I think it's quite easy to see that this converges. (Haven't watched yet, may be wrong.) The harmonic series is near the boundary of what converges or diverges. Make the top grow more slowly or the bottom grow more rapidly and it stops diverging. (Sort of. 1/(n log n) diverges but 1/n^1.0001 converges.) Now, the interior of the numerator will never be exactly 1, as there is no integer N such that sin(N) is 1, so the interior of the numerator is strictly less than 1. It is also exponentiated, and that's kinda sorta like the geometric series, which converges. And if the numerator converges, the obviously the whole thing is going to. Now, the interior of the numerator is going to brush up very close to 1 infinitely often. So it doesn't converge like the geometric series, but it definitely is smaller than if the numerator was a constant. It's kind of a race condition. How dense among the integers are the values for which sin(n) is closer to 1 than the amount by which the power of n on the outside of the numerator decreases it? If this happens quite often, then it might diverge like 1(n log n) does. But if it doesnt, then it might converge like 1/n^2. For whatever intuitive reason, I would think these values that keep the numerator large are less common than would be necessary. It comes down to the integer approximations get close enough, quickly enough, that the factor of n stops mattering and you get something like the harmonic series, or if the values that work are sporadic, and you get something like the reciprocal of the squares, and I feel like it's probably closer to the latter. Yes, I know precisely none of what I just wrote is actual math, but this is just what went through my head in the first 30 seconds of staring at the problem.

eh... lucky guess...

I don't think you have proved that the series converge. What you have shown is that the series is bounded, i.e. the series is approximately less than 300, but you did not show the aeries converges to a single number.

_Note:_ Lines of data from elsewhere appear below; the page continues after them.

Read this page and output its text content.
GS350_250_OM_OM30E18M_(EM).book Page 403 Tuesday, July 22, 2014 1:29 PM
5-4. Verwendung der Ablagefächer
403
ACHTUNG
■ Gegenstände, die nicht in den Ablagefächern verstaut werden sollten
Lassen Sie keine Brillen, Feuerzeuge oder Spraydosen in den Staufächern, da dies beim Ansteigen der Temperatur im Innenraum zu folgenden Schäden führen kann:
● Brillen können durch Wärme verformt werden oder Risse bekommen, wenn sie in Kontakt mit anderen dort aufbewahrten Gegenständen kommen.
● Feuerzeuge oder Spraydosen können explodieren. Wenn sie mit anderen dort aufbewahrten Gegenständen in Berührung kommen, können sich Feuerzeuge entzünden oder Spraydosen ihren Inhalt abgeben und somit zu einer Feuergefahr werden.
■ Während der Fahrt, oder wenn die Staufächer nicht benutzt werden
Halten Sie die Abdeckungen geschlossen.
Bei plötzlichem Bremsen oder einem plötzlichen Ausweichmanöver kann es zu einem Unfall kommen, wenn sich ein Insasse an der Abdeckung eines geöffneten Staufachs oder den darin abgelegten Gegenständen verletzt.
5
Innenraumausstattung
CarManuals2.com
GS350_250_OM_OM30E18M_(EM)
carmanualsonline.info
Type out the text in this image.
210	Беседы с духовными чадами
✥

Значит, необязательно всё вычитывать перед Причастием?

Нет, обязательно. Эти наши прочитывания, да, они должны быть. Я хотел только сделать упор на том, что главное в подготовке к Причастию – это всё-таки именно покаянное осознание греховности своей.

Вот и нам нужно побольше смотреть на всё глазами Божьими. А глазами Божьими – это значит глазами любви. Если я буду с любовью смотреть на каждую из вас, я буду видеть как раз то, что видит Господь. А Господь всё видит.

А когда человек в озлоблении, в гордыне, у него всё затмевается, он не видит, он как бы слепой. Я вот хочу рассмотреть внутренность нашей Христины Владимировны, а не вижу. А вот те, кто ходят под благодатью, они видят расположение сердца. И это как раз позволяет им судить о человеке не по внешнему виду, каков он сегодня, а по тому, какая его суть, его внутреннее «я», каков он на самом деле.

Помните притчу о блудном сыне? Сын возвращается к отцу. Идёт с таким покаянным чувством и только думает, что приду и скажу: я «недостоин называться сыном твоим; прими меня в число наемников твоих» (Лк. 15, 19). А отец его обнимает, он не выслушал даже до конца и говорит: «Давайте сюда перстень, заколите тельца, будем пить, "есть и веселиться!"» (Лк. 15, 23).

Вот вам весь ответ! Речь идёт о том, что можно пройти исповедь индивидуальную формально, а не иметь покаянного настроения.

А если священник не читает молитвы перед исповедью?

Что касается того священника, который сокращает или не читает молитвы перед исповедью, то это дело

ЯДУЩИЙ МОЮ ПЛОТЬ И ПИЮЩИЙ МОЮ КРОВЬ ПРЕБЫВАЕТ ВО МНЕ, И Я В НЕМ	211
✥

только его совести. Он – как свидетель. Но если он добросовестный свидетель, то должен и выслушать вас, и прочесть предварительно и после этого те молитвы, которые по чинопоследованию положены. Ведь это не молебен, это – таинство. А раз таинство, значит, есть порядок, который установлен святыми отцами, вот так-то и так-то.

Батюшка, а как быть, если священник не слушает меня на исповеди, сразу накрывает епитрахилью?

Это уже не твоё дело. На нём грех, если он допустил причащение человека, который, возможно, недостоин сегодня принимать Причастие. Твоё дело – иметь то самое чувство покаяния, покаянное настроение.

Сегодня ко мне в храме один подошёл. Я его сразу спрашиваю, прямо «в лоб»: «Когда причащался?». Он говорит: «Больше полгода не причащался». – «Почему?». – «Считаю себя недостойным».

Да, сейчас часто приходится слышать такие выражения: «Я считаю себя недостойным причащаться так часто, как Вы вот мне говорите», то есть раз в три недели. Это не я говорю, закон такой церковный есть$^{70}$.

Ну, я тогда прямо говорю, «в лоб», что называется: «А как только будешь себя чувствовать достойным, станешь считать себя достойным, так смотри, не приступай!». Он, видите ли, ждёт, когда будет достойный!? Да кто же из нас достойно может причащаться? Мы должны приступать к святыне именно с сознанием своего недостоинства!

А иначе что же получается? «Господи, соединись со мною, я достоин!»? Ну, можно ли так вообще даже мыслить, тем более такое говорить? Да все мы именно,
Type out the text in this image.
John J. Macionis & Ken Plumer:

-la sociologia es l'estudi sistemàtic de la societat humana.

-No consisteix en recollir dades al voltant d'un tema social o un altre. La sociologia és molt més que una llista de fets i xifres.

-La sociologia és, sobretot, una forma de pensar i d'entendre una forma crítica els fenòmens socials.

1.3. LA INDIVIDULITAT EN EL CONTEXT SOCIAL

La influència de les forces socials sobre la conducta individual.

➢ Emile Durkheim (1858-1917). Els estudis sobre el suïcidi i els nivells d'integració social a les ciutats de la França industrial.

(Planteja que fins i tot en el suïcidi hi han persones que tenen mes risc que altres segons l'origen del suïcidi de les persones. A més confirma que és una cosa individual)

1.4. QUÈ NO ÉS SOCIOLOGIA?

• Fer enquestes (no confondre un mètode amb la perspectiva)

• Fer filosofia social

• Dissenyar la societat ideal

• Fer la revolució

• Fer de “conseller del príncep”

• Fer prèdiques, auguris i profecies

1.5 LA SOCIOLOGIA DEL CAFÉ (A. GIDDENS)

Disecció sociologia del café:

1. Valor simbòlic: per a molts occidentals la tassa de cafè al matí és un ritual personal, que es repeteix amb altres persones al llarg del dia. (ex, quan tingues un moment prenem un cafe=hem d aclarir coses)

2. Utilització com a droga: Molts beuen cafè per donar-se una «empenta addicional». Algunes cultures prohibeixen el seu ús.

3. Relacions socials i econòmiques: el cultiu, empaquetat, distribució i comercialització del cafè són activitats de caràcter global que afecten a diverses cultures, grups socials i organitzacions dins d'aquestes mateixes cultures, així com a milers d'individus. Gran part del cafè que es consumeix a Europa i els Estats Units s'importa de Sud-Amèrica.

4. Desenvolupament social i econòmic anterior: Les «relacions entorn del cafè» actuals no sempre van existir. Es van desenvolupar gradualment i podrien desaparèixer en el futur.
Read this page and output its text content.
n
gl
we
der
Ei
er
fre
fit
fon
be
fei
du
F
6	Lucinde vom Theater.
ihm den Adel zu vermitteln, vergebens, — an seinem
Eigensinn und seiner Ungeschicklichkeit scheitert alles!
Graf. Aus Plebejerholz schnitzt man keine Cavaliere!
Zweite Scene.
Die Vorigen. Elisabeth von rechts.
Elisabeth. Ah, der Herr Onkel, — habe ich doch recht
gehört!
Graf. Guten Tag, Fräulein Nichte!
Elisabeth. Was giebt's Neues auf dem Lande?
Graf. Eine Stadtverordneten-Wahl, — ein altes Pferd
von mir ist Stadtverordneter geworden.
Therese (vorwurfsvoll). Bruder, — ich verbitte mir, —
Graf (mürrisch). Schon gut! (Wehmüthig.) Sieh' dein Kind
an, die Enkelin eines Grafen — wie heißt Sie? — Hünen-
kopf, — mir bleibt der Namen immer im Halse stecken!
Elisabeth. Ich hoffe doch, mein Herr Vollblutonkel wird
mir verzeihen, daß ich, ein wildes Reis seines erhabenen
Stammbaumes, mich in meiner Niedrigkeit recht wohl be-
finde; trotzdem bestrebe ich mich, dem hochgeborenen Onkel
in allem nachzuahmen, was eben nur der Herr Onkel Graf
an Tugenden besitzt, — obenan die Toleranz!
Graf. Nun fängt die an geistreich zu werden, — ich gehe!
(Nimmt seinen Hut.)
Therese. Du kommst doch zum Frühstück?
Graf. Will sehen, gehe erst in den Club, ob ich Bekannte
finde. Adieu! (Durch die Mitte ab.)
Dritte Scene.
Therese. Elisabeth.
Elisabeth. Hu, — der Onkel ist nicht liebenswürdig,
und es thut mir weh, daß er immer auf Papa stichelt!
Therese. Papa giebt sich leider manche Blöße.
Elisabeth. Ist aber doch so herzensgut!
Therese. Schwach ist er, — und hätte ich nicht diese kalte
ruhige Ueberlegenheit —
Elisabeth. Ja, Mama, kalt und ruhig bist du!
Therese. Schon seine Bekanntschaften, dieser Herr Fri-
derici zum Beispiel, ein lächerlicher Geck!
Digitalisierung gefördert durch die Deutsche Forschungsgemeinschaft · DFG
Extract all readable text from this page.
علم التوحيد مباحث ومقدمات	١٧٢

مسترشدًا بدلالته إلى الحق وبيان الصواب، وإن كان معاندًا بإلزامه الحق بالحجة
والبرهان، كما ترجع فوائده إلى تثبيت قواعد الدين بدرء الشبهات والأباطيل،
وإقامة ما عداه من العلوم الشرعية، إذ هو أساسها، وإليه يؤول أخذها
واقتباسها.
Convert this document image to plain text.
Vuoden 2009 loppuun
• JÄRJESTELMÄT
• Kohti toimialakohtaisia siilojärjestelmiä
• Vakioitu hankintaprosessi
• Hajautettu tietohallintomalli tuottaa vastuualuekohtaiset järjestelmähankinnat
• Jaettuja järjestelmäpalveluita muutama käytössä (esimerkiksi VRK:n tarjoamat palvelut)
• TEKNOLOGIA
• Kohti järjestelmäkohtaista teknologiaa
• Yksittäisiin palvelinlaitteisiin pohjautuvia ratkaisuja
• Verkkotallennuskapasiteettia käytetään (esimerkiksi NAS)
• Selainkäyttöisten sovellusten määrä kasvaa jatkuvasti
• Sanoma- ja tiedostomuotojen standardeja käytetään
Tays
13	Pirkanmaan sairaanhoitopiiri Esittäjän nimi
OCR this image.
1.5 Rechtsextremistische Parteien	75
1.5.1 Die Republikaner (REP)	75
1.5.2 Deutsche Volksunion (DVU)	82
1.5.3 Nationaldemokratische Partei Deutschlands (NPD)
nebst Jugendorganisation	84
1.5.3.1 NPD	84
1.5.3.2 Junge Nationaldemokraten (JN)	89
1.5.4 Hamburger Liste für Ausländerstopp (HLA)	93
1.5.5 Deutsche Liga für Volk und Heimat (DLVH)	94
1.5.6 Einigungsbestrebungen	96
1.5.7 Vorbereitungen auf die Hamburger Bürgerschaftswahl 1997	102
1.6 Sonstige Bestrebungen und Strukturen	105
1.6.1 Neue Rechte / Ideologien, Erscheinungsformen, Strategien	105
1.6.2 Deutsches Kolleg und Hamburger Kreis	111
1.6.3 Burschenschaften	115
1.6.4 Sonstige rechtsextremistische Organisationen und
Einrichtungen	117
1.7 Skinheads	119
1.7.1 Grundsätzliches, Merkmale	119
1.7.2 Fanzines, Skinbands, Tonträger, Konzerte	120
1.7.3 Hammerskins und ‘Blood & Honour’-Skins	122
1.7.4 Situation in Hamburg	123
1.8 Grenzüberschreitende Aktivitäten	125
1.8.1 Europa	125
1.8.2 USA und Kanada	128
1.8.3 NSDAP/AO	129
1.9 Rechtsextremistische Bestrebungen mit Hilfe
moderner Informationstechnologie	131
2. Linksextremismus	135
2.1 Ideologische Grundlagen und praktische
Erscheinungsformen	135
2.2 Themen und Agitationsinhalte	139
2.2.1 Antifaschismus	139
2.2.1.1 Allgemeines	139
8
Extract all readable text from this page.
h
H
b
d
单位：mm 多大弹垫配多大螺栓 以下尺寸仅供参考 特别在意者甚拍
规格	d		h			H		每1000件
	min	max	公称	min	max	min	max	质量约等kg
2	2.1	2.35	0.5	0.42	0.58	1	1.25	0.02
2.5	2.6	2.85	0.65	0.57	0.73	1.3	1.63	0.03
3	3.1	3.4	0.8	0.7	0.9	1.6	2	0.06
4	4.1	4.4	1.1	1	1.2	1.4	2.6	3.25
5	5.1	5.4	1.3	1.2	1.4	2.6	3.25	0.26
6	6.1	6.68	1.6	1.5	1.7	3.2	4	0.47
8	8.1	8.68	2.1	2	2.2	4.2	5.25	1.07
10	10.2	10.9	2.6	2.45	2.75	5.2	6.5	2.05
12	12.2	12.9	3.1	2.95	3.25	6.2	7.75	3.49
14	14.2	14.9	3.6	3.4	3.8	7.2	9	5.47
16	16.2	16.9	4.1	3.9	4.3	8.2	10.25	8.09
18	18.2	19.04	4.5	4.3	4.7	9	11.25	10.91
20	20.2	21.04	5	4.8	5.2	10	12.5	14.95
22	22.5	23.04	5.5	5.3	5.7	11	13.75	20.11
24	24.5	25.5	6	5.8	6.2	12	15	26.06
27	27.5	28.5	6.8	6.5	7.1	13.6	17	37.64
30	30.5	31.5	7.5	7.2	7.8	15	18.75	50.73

bro sounds like dora when he ask me if i know something

It is not usual converge because the infinite series runs against zero. It's a zero series. Σ ♾️ (n=1) [2/3 +sin(♾️) /3] ^♾️/♾️ Σ ♾️ (n=1) (2/3)^ ♾️+0÷ ♾️ =0

A bit tiring to watch someone who speaks this sloooowly and repeats most things n times (n>>0).

I like the math. But quite often during this video, you sound like your talking to kindergarten kids.